Lopes nega interferência da CBF

O coordenador-técnico da seleção brasileira, Antonio Lopes, deixou claro hoje que a direção da Confederação Brasileira de Futebol (CBF) não acenou com nenhuma interferência no trabalho do treinador Emerson Leão, mesmo depois do empate com o Peru, no meio de semana, o que deixou o Brasil em situação delicada nas eliminatórias para o Mundial de 2002. De acordo com Lopes, o presidente da CBF, Ricardo Teixeira, não conversou sobre a possibilidade de mudanças na comissão técnica ou na estrutura de trabalho de Leão, no encontro mantido pelos três no vestiário do Morumbi, após a partida."Pelo menos, até o presente momento, não tenho conhecimento de nenhuma intenção da diretoria da CBF em promover mudanças", afirmou Lopes. Em seguida, ele assegurou que Leão será o técnico do Brasil até a próxima Copa do Mundo.
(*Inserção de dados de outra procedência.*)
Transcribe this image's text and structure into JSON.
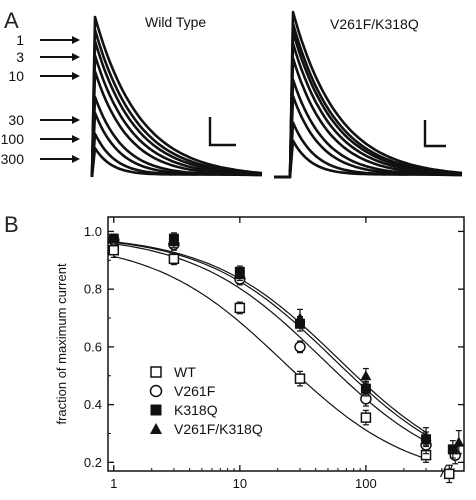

O coordenador fez coro às declarações dadas por Teixeira à Agência Estado, em que afirmou que "detestou" a atuação da seleção. "Realmente nenhum de nós gostou, é inegável que há um clima de insatisfação geral no País com a seleção brasileira."Lopes não quis se estender em comentários sobre o fato de alguns jogadores terem prestigiado a inauguração de uma boate de Vampeta, na noite de quarta-feira, após o jogo com o Peru - estiveram no local Romário e Edílson. Mas deixou escapar que a comissão técnica vai tratar do assunto em âmbito restrito. "Temos que manifestar nossa opinião sobre isso apenas com os jogadores e não ficar emitindo opinião publicamente."A informação de que orientara Leão a substituir Ricardinho por Mineiro durante a partida foi rechaçada por Lopes. Ele disse que escalação do time e alterações no decorrer dos jogos são atribuições exclusivas de Leão. O objetivo da comissão é reunir em 20 de maio o grupo que vai disputar a Copa das Confederações (de 31 de maio a 10 de junho), no Japão e Coréia do Sul.Assim, a seleção teria, pela primeira vez desde que Leão assumiu seu comando, 20 dias consecutivos para treinos e jogos. Lopes também afirmou que vai ser mantida a idéia de privilegiar jogadores que atuam no Brasil nas próximas convocações.